I can't use tar archives, I really need one big chunk compressed by gzip.

How can I produce the same gz file in a sequential way, so that I don't have to cat several GB first, but still have all files in the same .gz in the end?
- wurtel over 9 years
  
  cat doesn't first buffer everything before sending data to the pipe; it reads a buffer that will fit into the pipe (typically 32kB) and then writes that. Then it reads the next 32k, writes it, etc. If end-of-file is found on the first file, then the next is opened and writing to the pipe continues as usual. So it's probably just gzip that is consuming the CPU; I don't believe that memory will be exhausted by this. If your system crashes (as in a panic or oops) then you have other problems.
- Gilles 'SO- stop being evil' over 9 years
  
  What makes you think cat is using significant resources? It doesn't. It just copies its input to its output. You're probably looking at the wrong thing.

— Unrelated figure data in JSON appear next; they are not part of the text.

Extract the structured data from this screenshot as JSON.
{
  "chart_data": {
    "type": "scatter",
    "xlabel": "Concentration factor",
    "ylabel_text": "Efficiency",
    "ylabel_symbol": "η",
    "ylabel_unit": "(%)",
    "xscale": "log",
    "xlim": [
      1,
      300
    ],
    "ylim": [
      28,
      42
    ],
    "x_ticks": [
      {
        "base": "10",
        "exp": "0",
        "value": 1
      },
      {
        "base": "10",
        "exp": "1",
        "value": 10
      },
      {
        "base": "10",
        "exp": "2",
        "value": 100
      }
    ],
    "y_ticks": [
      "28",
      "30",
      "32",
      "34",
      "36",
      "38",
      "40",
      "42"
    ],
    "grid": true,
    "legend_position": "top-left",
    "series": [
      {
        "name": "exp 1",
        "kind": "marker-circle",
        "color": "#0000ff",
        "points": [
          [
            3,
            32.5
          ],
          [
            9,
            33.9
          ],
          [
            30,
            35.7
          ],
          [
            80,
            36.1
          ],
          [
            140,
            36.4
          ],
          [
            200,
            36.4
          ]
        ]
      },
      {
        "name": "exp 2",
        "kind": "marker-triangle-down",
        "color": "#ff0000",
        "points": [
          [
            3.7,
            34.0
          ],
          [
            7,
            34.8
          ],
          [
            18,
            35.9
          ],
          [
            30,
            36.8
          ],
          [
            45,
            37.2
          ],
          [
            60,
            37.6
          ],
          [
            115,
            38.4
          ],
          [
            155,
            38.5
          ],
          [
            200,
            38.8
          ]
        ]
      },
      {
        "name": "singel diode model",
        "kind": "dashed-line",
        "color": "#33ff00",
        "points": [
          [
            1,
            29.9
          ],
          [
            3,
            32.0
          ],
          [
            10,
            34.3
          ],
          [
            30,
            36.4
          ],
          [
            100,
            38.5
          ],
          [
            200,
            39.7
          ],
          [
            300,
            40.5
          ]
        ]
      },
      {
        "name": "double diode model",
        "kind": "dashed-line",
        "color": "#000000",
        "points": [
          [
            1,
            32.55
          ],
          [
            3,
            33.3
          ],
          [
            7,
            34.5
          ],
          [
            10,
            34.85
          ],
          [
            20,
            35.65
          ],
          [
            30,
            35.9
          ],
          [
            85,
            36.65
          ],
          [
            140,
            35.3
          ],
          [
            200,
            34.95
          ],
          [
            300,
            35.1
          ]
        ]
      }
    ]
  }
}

Tell us in detail what you observed.
Skyler over 9 years

I need the concatenated files in the zip as one resulting file. Like I would cat them to a single file first and then compress this single file. I can't use a tar because an automated process on another machine (not in my hand) needs a plain .gz containing the concatenated single big file.
geedoubleya over 9 years

@Foo I have modified my answer to include an compressed file containing a concatenated file.
Celada over 9 years

Note that gzip -c file1 file2 is not equivalent to cat file1 file2 | gzip. According to the manpage, in the former case "the output consists of a sequence of independently compressed members". In the latter case, the concatenated input is compressed to a single compressed object. The manpage even goes on to say "To obtain better compression, concatenate all input files before compressing them." so I would recommend that the OP not switch to gzip -c etc... just for the sake of dropping cat which is cheap anyway.